Cassazione, 17 dicembre 2009, n. 48308 Morte dell’imputato, fine del rapporto processuale vanifica anche per il risarcimento alla parte civile

Sentenza scelta dal dott. Domenico Cirasole

Osserva

Il 25 marzo 2005 il Tribunale di Firenze assolveva P. A. dall’imputazione di cui all’art. 590 c.p., secondo e terzo comma, in danno di M. P..

Avverso tale decisione proponeva rituale gravame la parte civile e la Corte di Appello di Firenze, con la sentenza indicata in epigrafe, confermava la decisione del primo giudice.

Ha proposto ricorso per cassazione la parte civile, con specifico ed esclusivo riferimento ai capi e punti escludenti la responsabilità civile dell’imputato nonché quelli concernenti la condanna della stessa parte civile al pagamento delle spese processuali.

Deve preliminarmente, ed assorbentemente, rilevarsi che nelle more del procedimento l’imputato P. A. è deceduto, come risulta da certificazione in atti.

“In tema di azione civile esercitata nel processo penale, deve ritenersi che la morte dell’imputato, intervenuta prima del passaggio in giudicato della sentenza, comporta la cessazione, unitamente al rapporto processuale penale, anche di quello civile inserito nel processo penale” (in termini, Sez. 4ª, n. 58/2001, in CED Rv. 219149): la esistenza e permanenza in vita dell’imputato, difatti, costituisce il presupposto processuale della sentenza e della sussistenza del rapporto processuale anche civilistico, essendo certamente inapplicabili in sede penale gli istituti civilistici della successione nel processo (art. 110 c.p.c.), della interruzione del processo (artt. 299 e ss. c.p.c.) e della sua estinzione (artt. 307 e ss. c.p.c.); cessando, quindi, ogni rapporto processuale nei confronti dell’imputato nel processo penale (per il suo venir fisicamente meno), viene a cessare anche quell’elemento di collegamento che consentiva di far accedere a quello il rapporto processuale civile nei suoi confronti; conseguenza, questa, che esplica i suoi effetti anche nei confronti del responsabile civile, atteso che la posizione di questo (soggetto che, a norma delle leggi civili, deve rispondere per il fatto dell’imputato: art. 185 c.p.; “responsabile civile per il fatto dell’imputato”: art. 83 c.p.p., comma 1) è intimamente connessa e collegata a quella dell’imputato: in tal senso cfr., ex plurimis: Sez. 6, n. 16812 del 25/09/1988 Ud. (dep. 30/11/1989) Rv. 182716; Sez. 6, n. 2071 del 16/12/1995 Ud. (dep. 23/02/1996) Rv. 204154.

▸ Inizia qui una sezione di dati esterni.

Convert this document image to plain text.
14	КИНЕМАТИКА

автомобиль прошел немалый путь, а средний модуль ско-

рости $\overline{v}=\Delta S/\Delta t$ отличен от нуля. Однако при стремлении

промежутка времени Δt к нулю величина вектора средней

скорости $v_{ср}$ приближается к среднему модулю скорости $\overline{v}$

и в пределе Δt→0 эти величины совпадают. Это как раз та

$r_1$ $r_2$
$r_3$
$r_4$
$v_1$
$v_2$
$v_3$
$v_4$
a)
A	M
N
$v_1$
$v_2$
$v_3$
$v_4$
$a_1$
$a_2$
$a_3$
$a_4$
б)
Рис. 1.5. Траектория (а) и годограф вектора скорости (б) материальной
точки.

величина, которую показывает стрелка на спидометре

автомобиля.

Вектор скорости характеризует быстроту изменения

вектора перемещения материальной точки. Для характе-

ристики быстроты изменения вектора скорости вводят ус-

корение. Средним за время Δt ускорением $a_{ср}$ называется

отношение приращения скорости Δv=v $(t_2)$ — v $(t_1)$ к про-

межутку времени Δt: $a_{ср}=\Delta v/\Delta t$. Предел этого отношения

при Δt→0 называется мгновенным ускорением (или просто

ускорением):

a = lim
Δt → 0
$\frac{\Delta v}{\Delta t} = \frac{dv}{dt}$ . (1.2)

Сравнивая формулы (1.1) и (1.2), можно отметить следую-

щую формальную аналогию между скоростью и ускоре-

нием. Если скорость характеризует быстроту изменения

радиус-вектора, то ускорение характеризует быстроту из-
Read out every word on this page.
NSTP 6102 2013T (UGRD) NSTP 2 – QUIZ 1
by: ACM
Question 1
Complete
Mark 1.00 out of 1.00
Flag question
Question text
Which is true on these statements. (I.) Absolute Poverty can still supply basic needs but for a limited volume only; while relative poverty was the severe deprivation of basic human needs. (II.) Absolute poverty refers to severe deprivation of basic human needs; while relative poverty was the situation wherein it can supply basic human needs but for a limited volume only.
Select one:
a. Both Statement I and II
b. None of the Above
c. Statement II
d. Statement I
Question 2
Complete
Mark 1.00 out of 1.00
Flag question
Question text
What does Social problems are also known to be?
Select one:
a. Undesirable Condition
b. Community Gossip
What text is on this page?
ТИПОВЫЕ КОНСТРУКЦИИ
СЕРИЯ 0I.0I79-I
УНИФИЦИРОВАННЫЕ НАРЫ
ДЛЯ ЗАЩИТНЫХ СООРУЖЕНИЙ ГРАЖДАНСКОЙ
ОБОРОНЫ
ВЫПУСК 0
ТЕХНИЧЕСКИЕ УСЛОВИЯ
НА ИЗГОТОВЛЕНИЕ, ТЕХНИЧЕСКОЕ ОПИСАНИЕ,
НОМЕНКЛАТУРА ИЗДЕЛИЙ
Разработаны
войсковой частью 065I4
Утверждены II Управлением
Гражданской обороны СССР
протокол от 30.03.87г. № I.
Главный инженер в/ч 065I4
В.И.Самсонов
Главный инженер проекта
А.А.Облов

La intervenuta morte dell’imputato, dunque, comportando la cessazione del rapporto processuale secondo quanto testé precisato, determina, per tale sopravvenuta causa, la inammissibilità del gravame, che deve, perciò, essere dichiarata. Nulla v’è da statuire sulle spese, giacché, qualora la causa di inammissibilità sopraggiunga alla rituale proposizione del gravame, alla dichiarazione di inammissibilità non consegue la condanna del ricorrente né alle spese del procedimento, né al pagamento della sanzione pecuniaria alla cassa delle ammende (cfr. Cass., Sez. Un., 9 ottobre 1996, n. 20, ric. Vitale; id., Sez. Un., 25 giugno 1997, n. 7, ric. Chiappetta e altro; id., Sez. Un., 14 luglio 2004, n. 31524, ric. Litteri; id., Sez. Un. 15 dicembre 2004, n. 49283, ric. Novella).

P.Q.M.

Dichiara inammissibile il ricorso per sopravvenuta carenza di interesse.

Testo non ufficiale. La sola stampa del bollettino ufficiale ha carattere legale.